Laut unserem Lieblings-Telekomexperten Ralf Beyeler ist es ein sehr gutes Angebot. Zitat: «Wingo ist ein Angriff von Swisscom auf die Konkurrenz. Insbesondere UPC Cablecom muss sich warm anziehen. Deren 250 MBit/s-Angebot (Upstream: 15 MBit/s) kostet 89 Franken im Monat, dazu kommen noch die Anschlussgebühren für den TV-Anschluss von rund 30 Franken. Also insgesamt fast 120 Franken im Monat. Da ist das Wingo-Angebot von Swisscom für 75 Franken im Monat viel attraktiver.

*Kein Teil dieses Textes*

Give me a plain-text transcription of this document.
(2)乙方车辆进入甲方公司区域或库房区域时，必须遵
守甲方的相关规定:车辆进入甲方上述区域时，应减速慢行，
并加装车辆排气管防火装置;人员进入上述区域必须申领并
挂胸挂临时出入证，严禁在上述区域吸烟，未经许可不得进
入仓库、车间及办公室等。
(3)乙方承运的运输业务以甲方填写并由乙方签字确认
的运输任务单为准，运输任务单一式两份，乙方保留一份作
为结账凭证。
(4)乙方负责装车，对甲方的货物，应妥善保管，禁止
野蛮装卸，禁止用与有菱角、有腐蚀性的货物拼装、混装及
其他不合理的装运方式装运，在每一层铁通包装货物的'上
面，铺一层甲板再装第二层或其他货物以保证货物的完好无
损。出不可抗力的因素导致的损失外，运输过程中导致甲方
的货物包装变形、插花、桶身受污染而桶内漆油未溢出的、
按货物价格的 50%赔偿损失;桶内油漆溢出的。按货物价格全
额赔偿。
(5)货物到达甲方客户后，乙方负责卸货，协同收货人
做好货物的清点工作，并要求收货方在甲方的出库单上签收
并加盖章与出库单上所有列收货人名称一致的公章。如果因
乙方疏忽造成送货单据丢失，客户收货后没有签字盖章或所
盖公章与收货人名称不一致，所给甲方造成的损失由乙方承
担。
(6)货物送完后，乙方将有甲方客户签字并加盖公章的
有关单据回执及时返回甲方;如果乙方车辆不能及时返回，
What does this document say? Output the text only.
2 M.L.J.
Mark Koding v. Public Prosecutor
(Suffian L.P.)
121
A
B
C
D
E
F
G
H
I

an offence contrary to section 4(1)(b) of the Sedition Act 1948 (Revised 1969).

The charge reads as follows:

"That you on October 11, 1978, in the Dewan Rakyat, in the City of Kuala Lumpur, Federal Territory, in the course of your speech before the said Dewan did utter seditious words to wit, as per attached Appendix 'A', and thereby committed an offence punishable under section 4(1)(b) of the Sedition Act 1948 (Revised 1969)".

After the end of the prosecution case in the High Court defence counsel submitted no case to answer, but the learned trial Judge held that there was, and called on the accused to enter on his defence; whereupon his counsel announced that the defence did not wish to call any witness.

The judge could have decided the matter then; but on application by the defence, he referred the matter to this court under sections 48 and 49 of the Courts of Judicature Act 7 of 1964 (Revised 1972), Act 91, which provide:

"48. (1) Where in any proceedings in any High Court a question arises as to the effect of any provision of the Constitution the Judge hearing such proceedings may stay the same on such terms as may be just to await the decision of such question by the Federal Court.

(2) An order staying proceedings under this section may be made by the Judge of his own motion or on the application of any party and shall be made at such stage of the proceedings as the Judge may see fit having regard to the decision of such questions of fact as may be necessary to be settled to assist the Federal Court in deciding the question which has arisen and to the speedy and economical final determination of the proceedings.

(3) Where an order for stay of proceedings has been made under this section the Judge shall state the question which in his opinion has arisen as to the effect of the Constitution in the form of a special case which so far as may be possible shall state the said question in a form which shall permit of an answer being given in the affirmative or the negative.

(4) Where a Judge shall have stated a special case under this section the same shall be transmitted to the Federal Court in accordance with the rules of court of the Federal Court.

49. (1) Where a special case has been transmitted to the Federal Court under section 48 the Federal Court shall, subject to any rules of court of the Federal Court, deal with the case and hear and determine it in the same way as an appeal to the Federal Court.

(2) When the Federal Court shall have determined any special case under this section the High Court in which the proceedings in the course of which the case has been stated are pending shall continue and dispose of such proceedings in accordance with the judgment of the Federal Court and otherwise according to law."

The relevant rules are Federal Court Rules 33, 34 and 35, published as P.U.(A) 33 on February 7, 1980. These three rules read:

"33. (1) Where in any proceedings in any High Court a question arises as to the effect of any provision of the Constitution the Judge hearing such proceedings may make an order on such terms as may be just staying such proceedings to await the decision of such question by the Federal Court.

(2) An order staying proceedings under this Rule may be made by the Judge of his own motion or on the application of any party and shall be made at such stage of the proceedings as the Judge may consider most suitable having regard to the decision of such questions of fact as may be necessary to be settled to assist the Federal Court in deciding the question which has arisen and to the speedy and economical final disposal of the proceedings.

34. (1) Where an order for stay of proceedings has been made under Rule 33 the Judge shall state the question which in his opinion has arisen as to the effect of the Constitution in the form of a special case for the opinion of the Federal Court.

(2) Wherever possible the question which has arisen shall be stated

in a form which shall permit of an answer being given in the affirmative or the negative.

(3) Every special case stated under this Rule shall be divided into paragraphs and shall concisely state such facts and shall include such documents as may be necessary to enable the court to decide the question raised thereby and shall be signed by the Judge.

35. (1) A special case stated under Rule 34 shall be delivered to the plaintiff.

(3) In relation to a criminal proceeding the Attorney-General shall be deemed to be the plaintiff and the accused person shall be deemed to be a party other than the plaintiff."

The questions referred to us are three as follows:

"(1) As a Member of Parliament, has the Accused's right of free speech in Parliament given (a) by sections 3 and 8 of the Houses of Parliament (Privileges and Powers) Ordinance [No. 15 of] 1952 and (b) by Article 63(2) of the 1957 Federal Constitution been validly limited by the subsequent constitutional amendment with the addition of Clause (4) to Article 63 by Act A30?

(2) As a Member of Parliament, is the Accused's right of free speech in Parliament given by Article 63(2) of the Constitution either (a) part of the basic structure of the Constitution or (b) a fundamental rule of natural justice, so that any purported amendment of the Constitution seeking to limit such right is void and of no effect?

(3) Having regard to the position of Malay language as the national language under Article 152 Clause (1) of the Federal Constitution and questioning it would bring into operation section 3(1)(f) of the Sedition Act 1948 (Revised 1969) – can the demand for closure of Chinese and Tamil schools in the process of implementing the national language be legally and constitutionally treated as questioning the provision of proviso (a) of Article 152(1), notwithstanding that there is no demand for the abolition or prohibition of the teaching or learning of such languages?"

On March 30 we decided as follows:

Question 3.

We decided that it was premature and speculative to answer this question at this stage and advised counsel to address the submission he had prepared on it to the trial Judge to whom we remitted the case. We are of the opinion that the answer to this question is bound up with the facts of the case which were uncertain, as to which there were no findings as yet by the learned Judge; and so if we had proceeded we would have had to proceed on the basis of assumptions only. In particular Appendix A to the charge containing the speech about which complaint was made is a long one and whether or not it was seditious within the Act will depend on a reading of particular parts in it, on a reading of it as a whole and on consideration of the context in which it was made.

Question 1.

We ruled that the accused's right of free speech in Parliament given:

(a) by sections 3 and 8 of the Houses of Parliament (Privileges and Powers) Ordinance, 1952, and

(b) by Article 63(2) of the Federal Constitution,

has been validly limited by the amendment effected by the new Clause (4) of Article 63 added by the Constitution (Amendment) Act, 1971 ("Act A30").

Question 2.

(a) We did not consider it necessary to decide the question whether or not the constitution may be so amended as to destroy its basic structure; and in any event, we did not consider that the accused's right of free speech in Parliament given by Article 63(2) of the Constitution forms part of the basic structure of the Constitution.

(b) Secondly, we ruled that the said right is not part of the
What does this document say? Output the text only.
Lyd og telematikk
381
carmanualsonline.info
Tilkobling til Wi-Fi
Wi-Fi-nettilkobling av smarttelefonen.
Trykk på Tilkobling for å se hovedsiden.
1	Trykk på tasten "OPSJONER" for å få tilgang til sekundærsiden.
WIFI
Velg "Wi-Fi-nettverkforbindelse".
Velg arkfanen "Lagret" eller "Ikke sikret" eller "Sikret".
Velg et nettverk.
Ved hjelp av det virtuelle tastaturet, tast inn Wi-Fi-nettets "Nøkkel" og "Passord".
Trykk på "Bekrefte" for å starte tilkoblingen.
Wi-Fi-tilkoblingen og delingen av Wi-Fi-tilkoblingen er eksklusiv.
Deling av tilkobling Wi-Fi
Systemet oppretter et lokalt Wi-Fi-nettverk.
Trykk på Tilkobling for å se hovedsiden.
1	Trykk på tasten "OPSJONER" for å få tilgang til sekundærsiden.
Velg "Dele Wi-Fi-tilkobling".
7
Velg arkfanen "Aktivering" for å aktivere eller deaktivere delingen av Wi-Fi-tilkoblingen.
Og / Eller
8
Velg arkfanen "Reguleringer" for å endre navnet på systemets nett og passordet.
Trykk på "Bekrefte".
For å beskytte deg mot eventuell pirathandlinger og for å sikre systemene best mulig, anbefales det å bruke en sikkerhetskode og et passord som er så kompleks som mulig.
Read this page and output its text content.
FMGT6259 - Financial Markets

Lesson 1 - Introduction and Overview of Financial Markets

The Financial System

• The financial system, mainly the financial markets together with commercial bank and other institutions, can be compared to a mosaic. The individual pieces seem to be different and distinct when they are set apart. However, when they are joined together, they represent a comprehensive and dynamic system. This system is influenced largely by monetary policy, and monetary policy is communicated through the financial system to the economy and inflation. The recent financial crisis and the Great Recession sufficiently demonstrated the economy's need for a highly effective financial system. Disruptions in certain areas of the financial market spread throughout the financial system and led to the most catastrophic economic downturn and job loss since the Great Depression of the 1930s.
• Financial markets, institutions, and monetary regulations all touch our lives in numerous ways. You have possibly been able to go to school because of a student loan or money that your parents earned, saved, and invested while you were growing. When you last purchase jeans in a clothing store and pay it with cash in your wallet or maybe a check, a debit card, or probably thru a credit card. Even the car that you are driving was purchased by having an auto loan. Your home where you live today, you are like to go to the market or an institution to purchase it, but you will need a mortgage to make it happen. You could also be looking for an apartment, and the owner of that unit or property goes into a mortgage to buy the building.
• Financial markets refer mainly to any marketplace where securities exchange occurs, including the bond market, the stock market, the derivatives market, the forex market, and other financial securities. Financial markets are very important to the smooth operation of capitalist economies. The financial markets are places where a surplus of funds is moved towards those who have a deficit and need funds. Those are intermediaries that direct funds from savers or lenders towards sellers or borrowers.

Denn hier zahlt man keine Grundgebühr.»
WYSIWYG
Der Slogan «What You See Is What You Get», kurz WYSIWYG, war bei der Lancierung häufig zu hören. Das heisst, es soll keine versteckten Kosten geben. Und laut den Verantwortlichen gibt es auch keine (versteckte) Begrenzung des Datenvolumens. Sprich: unbegrenztes Streaming und Downloaden, bis der Doktor kommt.
Wingo = S-Budget
Bei Wingo handelt sich um eine Swisscom-Tochterfirma mit Sitz in Freiburg. Sie wurde 2010 «in aller Stille gegründet», um die Festnetzprodukte von M-Budget (Migros) über das Swisscom-Netz anbieten zu können. Nun holt Swisscom die Firma aus dem Schatten und lanciert über sie sozusagen ein S-Budget-Abo.
Und was lernen die Journalisten daraus?
Wingo wird als reine Online-Marke vermarktet. Konsequenterweise fand die Medienkonferenz im Internet statt. Die Journalisten konnten sich über den Browser mit Namen und Vornamen anmelden und ihre Fragen bequem im Chat stellen. Das Beispiel macht hoffentlich Schule. Auch wenn sich das Engagement der Medienleute in Grenzen hielt. Ob es vielleicht doch am Datum lag?